Northwest Washington is an epicenter of the oil and gas industry. This presents significant and ongoing environmental stressors and risks to the Salish Sea and local communities. The industry is also a major employer in Whatcom and Skagit counties at our region’s four oil refineries and six methane gas power plants. Our area also serves as a transportation hub for oil and gas both extracted in the U.S. and imported from Canada by barges and tankers, pipelines and trains.
In the face of health and safety risks, the danger of catastrophic oil spills from increased vessel traffic and oil trains, ongoing pollution, our dwindling salmon and orca populations, and the worsening climate crisis that’s hammering Washington communities, it is imperative that we prevent unnecessary impacts from the expansion of dangerous fossil fuels projects in our region.
We must also support energy workers’ demand for a just energy transition that supports employment and a healthy local economy. Efforts to phase out our local demand for fossil-derived energy over time must support local workers.
As a leading voice for the environment, RE Sources works to mobilize our communities for change. We advocate for policies to accelerate the energy transition and strengthen protective standards for development. Working in partnership with organizations throughout the Salish Sea region, we inform the public and decision-makers of project risks — from oil spills, to health and safety concerns to impact on fragile ecosystems.
Now is the time to respond to public support in our region for stronger protections for land, air and water. Energy workers also need assurances of workplace safety and job security in the process. Through collaborations and sound policy, we can secure greater protections for people and the local ecosystems from the hazards of shipping oil, gas and coal through our communities and the Salish Sea. Our goal is to ensure an updated approach to our region’s energy economy, pointing away from a high-risk future of expanding fossil fuel projects and towards a planned clean energy transition that is already underway.
In 2010, RE Sources uncovered a plan to build the largest coal export terminal in North America in Whatcom County at Cherry Point, one of seven terminals proposed in the last decade to ship thermal coal from the Powder River Basin of Montana and Wyoming overseas to Asia, as coal’s domestic demand plummeted.
We helped build a broad coalition across Washington, Oregon, Montana, and British Columbia to resist seven proposed coal export terminals.
All seven terminals were defeated, including Gateway Pacific at Cherry Point in a landmark federal decision to uphold Lummi Nation’s treaty fishing rights in May 2016.
Though Montana coal power plants still supply a large portion of Northwest Washington’s electricity, the Washington legislature passed the Clean Energy Transformation Act in 2019, requiring electric utilities to eliminate coal from our power supply by 2025.
Since then, Whatcom County first placed a temporary moratorium on new fossil fuel transshipment infrastructure at Cherry Point in 2016 until the Whatcom County Council could create lasting legal protections for people and the environment from impacts of fossil fuel projects.

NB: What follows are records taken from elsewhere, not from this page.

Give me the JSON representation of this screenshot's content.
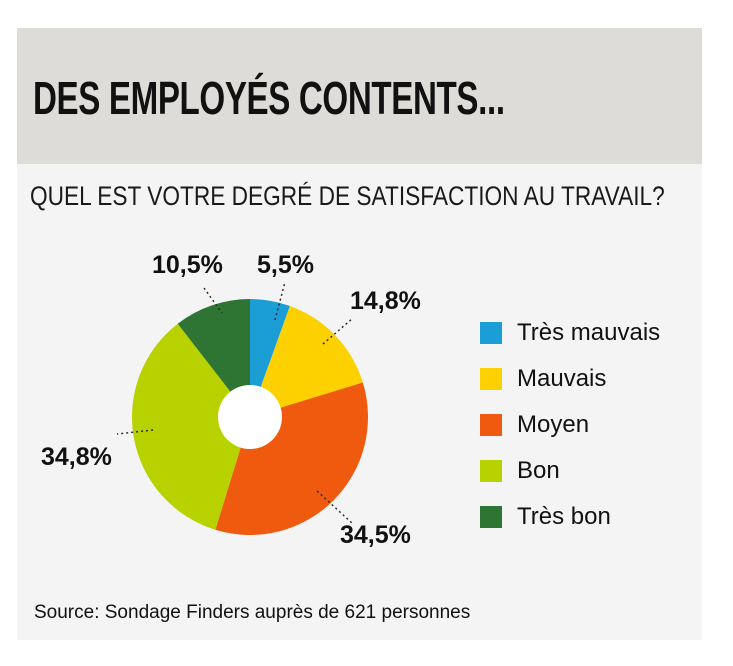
{
  "header": {
    "title": "DES EMPLOYÉS CONTENTS...",
    "subtitle": "QUEL EST VOTRE DEGRÉ DE SATISFACTION AU TRAVAIL?"
  },
  "source": "Source: Sondage Finders auprès de 621 personnes",
  "chart_data": {
    "type": "pie",
    "title": "DES EMPLOYÉS CONTENTS...",
    "subtitle": "QUEL EST VOTRE DEGRÉ DE SATISFACTION AU TRAVAIL?",
    "donut": true,
    "legend_position": "right",
    "slices": [
      {
        "name": "Très mauvais",
        "value": 5.5,
        "label": "5,5%",
        "color": "#1b9ed6"
      },
      {
        "name": "Mauvais",
        "value": 14.8,
        "label": "14,8%",
        "color": "#fdd100"
      },
      {
        "name": "Moyen",
        "value": 34.5,
        "label": "34,5%",
        "color": "#ef5a0f"
      },
      {
        "name": "Bon",
        "value": 34.8,
        "label": "34,8%",
        "color": "#b8d200"
      },
      {
        "name": "Très bon",
        "value": 10.5,
        "label": "10,5%",
        "color": "#2e7533"
      }
    ]
  }
}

Then, in 2021 the Whatcom County Council unanimously passed an ordinance to prohibit ALL new coal, oil and fracked gas shipment terminals and expansion at Cherry Point.

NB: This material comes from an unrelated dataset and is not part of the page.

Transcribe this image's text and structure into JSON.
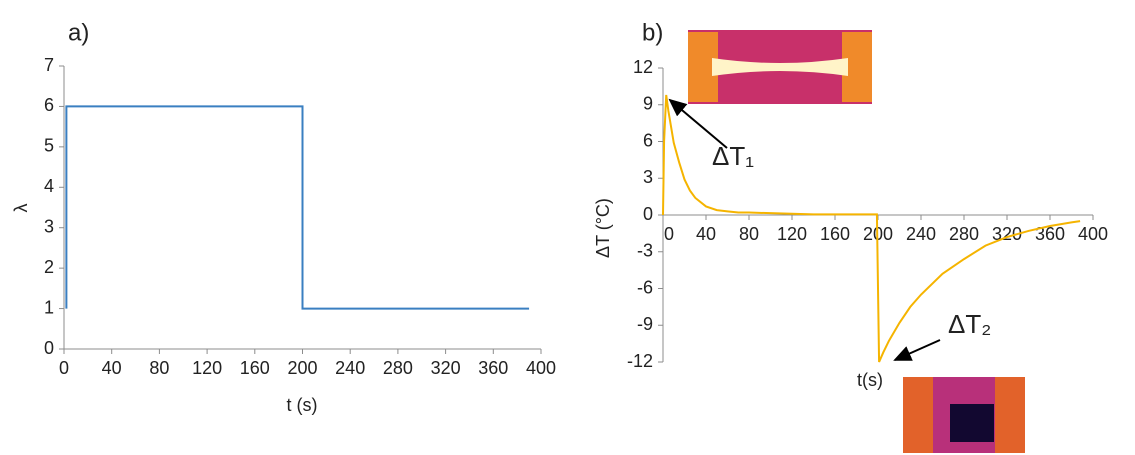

Oil shipments by rail and tanker present a number of environmental and safety impacts and risks to our communities. From 1975 to 2015, a federal ban on crude oil export ensured that oil extracted in the U.S. would be refined in the U.S.
But now with the ban lifted, and Canadian interest in expanding tar sands bitumen export through the Salish Sea, oil expansion proposals are increasing the risk of oil spills and derailments, explosions, fires, and polluting air and waterways.
RE Sources is a leading partner in Stand Up to Oil, a regional coalition addressing the threats of new oil terminals while working to improve safety measures for continuing oil shipments.